A grown adult.
A functional, highly educated adult. Employed. No criminal record, no history of violence. (Nor does violence seem likely really.)
I like animals...in fact, I like them better than people.
I work with people, helping people (not medicine). I resent, but understand, that I have to appear to be happy to help, enthusiastic about it even...there's something in it for me. That is called a paycheck. It is utterly exhausting.
I found it easier to play along b/c I was had someone I "trusted." I never told her how I have been learning how to "fake it" since I was pre-teen. I never told her how much I hated it. She loved me. I feel I loved her. There was no point in having the conversation.
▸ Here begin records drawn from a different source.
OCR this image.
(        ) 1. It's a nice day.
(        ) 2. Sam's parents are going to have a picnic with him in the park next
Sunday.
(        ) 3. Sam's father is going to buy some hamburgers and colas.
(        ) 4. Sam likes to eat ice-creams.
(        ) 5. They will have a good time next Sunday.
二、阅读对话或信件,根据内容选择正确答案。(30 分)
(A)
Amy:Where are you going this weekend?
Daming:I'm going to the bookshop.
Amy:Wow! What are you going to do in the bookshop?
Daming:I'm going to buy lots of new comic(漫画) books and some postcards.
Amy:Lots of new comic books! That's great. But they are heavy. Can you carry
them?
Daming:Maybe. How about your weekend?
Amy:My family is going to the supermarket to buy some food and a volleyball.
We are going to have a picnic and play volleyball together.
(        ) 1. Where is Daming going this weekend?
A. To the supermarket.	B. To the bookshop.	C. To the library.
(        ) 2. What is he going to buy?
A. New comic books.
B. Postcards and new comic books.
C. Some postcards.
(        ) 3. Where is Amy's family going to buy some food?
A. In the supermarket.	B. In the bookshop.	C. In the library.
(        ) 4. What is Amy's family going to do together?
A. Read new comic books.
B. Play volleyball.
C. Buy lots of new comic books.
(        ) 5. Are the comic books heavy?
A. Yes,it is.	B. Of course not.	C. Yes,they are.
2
I am fully aware that I knew what to do and say to make her happy and I wanted to and I feel like it was more than just playing along. Everyone else, no...I know what they want to hear and see...I will either just lie or actually make myself do some shit, but like I said...grown adult. I have more freedom and resources to skip it all now. I feel the backlash. (You are not a genius if you see this is family related...it looks obvious to me. It is about family. She=mom. I did really like her....quite a bit.)
Consider this a tease and please just ask something, I don't get what to say here.
Also, if so fascinating...I have to step out and will finish up in about an hour...like less.
I know how to manipulate, I do it regularly, it works. Its just what I do. There is a place to start.